This past weekend I said goodbye to all my hair to support kids with Cancer. I was fortunate enough to exceed my goal of $500 (donations are still welcome and appreciated)! By bundling my hair I also I got to donate to Locks of Love.

As someone who is in academics and benefits from funds raised by this type of event, I felt it was necessary to participate. Not only did I have the opportunity to give back but it also helped to remember why we do the research we do; why we participate in science. I came back to school so I could pursue a career that benefited other people's well being. Prior to that I was just twiddling my fingers away working for a credit card company. I enjoyed this event very much and encourage anyone else who has the opportunity to participate in various things outside of the lab to remember why we do what we do.

For everyone who donated:

THANK YOU!

Tuesday, March 20, 2007

Bridging the Gap: Stem Cells

My "bridging the gap" posts were intended to help teach other computer scientists biology jargon. If you've been here for a while you know I haven't really been followed through (only two posts) with this concept, but starting today I'll to give it another run.

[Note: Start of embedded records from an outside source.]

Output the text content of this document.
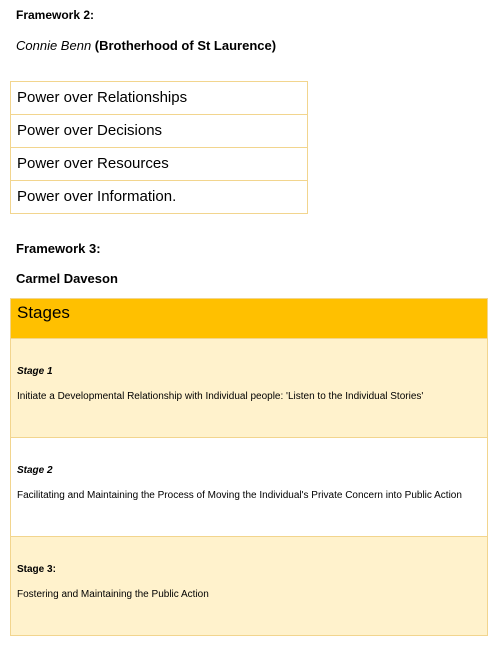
Framework 2:

Connie Benn (Brotherhood of St Laurence)

Power over Relationships
Power over Decisions
Power over Resources
Power over Information.

Framework 3:

Carmel Daveson

Stages

Stage 1
Initiate a Developmental Relationship with Individual people: 'Listen to the Individual Stories'

Stage 2
Facilitating and Maintaining the Process of Moving the Individual's Private Concern into Public Action

Stage 3:
Fostering and Maintaining the Public Action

Today I attended a seminar and found myself looking up various terms related to stem cell research. I'm sure you all have heard all the buzz going on about stem cell research the past couple of years. But I'm sure you didn't know that there were two kinds branches of stem cells. More specifically there if a cell can differentiate into a mutre type then it is classified as either a pluripotent stem cells and multipotent stem cells [Stem Cell Research Foundation].

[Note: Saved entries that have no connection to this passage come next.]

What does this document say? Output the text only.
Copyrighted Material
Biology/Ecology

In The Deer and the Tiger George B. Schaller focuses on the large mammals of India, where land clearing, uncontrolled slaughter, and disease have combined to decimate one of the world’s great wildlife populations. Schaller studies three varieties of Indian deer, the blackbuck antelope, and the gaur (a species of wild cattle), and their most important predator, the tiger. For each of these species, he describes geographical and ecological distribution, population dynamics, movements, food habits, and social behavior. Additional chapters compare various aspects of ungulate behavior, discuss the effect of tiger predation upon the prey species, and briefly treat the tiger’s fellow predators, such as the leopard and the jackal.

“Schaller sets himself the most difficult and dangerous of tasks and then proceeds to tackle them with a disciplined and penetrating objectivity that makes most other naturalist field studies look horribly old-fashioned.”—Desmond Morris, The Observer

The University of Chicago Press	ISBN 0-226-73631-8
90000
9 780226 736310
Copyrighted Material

As I have very little knowledge in this field, does anyone care to share what they know about stem cells and the research?

Looking Up Genes

I attended a seminar today where the speaker mentioned a gene whose name or function I've never heard of before. I used to use Wikipedia to look up a gene but that source is frowned upon by the scientific communtiy due to its unreliability. Now I use NCBI's Online Mendelian Inheritance in Man (OMIM) which gives a nice condense summary of common knowledge on a gene.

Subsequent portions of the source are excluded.